実際のコスパは?「料理作り置きサービス」のおトク度を検証

参入増加でバリエーションも拡大

「時短料理」が浸透し、スーパーの総菜やミールキットの利用は広がりをみせています。これらに続き、働くママから注目を集めるのが、料理作り置きサービス。「CaSy」「タスカジ」など、さまざまなサービスが展開されています。

単に自宅で料理をしてくれるだけでなく、ダイエットや妊活など悩みに応じたメニューを提案してくれるものも出てきています。


約200人のシェフから選択可能

「自分でダイエット食作りに挑戦したこともありますが、鶏のササミばかりですぐに飽きました。食事からおいしくダイエットしたくて……」。東京都港区に住む自営業の40歳の男性は数ヵ月前から月1、2回、出張料理サービス「シェアダイン」の作り置きを利用しています。

自営業という職業柄、以前は毎日のように会食が続き、体重は4~5キログラム増加。

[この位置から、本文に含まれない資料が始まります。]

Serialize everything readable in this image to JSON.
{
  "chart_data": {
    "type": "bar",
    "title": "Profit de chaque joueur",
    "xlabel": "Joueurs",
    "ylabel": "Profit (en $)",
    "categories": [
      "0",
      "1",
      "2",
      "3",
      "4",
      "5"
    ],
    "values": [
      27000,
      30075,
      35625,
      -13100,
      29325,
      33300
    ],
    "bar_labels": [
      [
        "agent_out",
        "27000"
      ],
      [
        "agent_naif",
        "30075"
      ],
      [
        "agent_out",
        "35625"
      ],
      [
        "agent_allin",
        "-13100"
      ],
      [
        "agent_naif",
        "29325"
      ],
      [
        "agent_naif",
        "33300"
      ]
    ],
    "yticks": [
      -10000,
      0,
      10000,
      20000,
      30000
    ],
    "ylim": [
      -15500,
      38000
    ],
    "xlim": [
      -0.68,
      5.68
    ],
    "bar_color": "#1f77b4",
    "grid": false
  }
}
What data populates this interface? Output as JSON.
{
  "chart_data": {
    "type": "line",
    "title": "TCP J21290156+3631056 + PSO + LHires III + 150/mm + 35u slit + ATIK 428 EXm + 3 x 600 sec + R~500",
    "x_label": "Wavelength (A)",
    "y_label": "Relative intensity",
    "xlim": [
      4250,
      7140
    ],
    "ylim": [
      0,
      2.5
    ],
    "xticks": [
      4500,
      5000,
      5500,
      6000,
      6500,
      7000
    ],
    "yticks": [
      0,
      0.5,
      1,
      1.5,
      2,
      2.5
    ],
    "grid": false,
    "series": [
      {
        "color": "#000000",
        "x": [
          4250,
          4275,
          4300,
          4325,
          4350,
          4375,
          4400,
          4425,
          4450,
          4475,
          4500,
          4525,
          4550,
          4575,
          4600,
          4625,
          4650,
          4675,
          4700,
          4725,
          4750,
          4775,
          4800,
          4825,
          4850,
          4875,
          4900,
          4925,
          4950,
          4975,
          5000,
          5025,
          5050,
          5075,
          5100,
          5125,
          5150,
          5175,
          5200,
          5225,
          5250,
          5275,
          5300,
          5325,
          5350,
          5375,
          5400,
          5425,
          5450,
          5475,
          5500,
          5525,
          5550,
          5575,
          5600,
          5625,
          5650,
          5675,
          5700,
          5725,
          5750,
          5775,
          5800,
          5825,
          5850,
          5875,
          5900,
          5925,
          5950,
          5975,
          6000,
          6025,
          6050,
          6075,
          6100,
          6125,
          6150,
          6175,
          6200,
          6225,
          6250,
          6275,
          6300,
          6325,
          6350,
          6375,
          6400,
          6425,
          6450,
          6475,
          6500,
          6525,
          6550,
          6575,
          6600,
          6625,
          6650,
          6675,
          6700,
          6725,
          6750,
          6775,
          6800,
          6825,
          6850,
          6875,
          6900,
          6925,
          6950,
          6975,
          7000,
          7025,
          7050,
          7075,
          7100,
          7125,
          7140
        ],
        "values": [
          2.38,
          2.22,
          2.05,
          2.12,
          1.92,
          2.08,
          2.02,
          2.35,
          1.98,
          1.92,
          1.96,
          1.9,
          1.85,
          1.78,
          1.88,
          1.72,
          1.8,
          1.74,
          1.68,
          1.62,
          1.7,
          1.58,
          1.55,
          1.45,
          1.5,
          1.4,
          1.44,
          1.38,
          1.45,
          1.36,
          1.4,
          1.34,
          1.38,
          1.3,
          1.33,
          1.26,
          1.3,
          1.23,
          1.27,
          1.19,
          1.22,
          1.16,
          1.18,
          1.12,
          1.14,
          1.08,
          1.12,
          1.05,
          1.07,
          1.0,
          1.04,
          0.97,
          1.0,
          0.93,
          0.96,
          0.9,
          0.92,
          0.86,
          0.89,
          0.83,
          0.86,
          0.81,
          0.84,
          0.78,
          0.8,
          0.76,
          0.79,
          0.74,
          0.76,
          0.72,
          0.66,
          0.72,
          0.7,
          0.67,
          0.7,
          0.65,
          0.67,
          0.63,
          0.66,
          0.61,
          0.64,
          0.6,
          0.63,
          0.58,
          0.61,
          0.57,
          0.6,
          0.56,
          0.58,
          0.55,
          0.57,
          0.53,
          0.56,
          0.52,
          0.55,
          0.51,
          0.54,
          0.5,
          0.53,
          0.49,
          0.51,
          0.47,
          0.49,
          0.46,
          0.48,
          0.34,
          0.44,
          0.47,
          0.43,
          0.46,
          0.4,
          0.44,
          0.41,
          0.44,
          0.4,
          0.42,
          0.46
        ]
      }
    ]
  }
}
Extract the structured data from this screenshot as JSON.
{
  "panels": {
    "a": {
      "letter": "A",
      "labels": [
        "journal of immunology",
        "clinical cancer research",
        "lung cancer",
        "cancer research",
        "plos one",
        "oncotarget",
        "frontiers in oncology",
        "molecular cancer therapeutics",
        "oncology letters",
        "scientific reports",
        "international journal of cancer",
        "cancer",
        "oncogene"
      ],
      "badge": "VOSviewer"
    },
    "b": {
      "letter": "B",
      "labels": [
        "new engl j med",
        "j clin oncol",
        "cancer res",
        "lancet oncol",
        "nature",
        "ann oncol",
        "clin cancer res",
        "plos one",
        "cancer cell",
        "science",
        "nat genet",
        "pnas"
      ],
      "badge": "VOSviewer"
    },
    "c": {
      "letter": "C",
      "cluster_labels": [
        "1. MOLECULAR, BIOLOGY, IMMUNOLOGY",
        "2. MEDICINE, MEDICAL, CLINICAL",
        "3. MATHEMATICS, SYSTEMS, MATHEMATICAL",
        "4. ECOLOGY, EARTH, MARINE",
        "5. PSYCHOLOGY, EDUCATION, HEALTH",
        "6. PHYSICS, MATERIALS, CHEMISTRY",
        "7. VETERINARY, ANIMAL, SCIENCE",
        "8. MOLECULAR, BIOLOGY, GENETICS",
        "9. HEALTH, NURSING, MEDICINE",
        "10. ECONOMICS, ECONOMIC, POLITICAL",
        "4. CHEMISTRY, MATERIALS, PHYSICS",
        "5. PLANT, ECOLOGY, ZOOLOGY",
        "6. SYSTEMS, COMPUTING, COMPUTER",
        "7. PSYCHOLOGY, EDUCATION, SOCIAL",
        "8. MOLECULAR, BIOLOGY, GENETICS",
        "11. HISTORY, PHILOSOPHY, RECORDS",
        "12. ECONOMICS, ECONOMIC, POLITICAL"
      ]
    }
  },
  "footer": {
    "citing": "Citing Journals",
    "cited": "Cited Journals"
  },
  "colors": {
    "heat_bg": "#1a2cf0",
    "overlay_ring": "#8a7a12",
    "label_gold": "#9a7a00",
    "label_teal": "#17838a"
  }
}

お腹も目立つようになり、ジム通いと食事制限を始めましたが、長くは続かなかったそうです。

夫婦2人暮らしで、自分たちで作る料理は野菜炒めやサラダなど簡単なものばかり。自分では作れない料理を食べてみたいと、友人に聞いた作り置きサービスを試してみたそうです。

同社のサービスは、調理師や管理栄養士など、約200人のシェフから依頼したい人やメニューを選べます。今回は、管理栄養士の資格を持つシェフ「およねさん」に依頼。炭水化物抜きで、夕食用に1食当たり700~800キロカロリーを抑えた作り置き料理を希望しました。

実際に頼んでみると…

サービスは基本3時間。食材は自分で用意するか、時間内でシェフに買い物をお願いします。この日は買い物も依頼し、午後7時半ごろにシェフが自宅に到着。帽子にエプロン、マスクという姿で調理を開始しました。

シェフが提案したメニューは、「牛肉とインゲンのトマト煮」「鮭の南蛮漬け」「キノコと切り昆布の煮物」「パプリカのマリネ」など、主菜4品、副菜4品の計8品。自宅にある調理器具や調味料を使い、手早く料理を作っていきます。

「昆布の煮物に水煮のツナを入れたり、五目豆にミンチを入れたりと、ダイエット食なのでたんぱく質を多くとれるメニューにしました。野菜も、アスパラやブロッコリー、インゲンなど糖質の少ないものを中心にしています」とおよねさん。

以前はIT企業で社員の栄養指導などを行っていたそうですが、仕事が忙しく、食事に気を配る余裕がない人が多いことが心配でした。「管理栄養士ですが、調理をすることが大好きなので、シェフに登録しました。おいしかったという声をダイレクトにいただけるのが、やりがいです」と話します。

料理はタッパーに詰めて完成。シェフはキッチンを掃除した後、「キノコは腸環境を良くします」「加熱したトマトはオリーブオイルと合わせると、リコピンの吸収が良くなりますよ」などと、この日の食材や栄養素、保存方法について説明しました。

男性は「この鶏むね肉とズッキーニの梅味噌和えがすごくいい味付け。自分では作れない、使わない食材の料理ばかりで、飽きずに食べられそう」と、早速味見をしていました。